Les médias étaient agglutinés autour de Gallagher qui tenait un discours amusant et totalement décontracté à 24 heures de sa première présence dans une rencontre de la Ligue nationale. Une fois cette entrevue terminée, les journalistes s'étaient déplacés du côté de Galchenyuk qui s'occupait de ses propres affaires après avoir eu son baptême de la ligue deux jours plus tôt contre Toronto. L'adolescent de 18 ans leur avait fait signe de la tête qu'il n'avait pas le goût de jaser. Les journalistes avaient tourné les talons et s'étaient dirigés ailleurs sans protester. Personne ne lui avait demandé d'expliquer sa réaction.
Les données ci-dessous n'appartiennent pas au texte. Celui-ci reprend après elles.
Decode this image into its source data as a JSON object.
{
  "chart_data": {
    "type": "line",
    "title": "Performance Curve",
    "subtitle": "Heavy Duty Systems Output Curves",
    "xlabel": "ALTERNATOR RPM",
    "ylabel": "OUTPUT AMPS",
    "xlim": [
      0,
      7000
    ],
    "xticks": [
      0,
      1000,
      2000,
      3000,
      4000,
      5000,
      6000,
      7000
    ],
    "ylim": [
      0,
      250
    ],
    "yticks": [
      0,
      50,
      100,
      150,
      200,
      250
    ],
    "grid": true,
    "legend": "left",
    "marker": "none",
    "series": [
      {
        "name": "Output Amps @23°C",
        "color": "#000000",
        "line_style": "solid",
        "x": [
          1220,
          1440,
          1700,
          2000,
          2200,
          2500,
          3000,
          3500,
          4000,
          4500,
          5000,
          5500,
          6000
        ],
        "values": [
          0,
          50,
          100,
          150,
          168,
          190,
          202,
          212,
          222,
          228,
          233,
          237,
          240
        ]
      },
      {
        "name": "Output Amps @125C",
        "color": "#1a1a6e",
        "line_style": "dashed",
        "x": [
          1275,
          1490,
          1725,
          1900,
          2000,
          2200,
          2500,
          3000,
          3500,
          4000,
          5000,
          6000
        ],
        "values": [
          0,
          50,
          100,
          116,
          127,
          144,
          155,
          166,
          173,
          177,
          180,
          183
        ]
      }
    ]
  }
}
Le moment avait quelque chose d'irréel. Une recrue, qui n'avait pas encore complété sa période de probation de cinq matchs, exigeait qu'on le laisse seul. Admettez qu'il fallait un certain cran pour laisser en plan une quinzaine de reporters.

Si le jeune américano-russe était un petit baveux au-dessus de ses affaires, j'en connais qu'il lui aurait fait payer cher sa rebuffade. Mais, au contraire, c'est un garçon poli, posé, très à son affaire et plutôt sympathique.

La vérité, c'est qu'il se croyait justifié d'agir de la sorte. Il y a de ces matins où on n'a pas toujours le goût de socialiser. Galchenyuk n'avait rien de neuf à raconter, mais il n'a pas tenu compte qu'on pouvait néanmoins avoir quelques questions à lui poser. C'était sans doute anodin d'agir de cette façon à Sarnia devant un ou deux journalistes, mais Montréal n'est pas Sarnia. Montréal et les Canadiens, c'est très gros pour un jeune qui n'a pas un très grand vécu. Et qui, cette fois, n'a pas su comment réagir.

Personnellement, j'ai trouvé la scène plutôt amusante. Je me suis dit que le kid devait avoir un sacré caractère pour se comporter ainsi. Un sourire en coin, j'ai rapporté ce que je venais de voir au directeur des relations avec les médias, Dominick Saillant. «Je peux vous dire qu'il n'a pas répondu à une directive de notre part, a-t-il expliqué. C'est une réaction qui lui appartient. On va devoir lui en parler.»

Cela a été fait. Pas sur un ton de reproche, évidemment. On voulait savoir ce qu'il avait à fournir comme explication. Saillant a vite compris qu'il n'y avait aucune mauvaise intention de sa part. C'est juste qu'il ne connaissait pas très bien son rôle.

«Cet environnement est encore relativement nouveau pour lui, explique-t-il. Il veut savoir comment ça marche et ce qu'il faut faire. Depuis ce moment, Alex nous demande souvent la permission avant d'agir. Il veut savoir quand s'adresser aux médias et quand prendre congé de ses rencontres personnelles avec eux.»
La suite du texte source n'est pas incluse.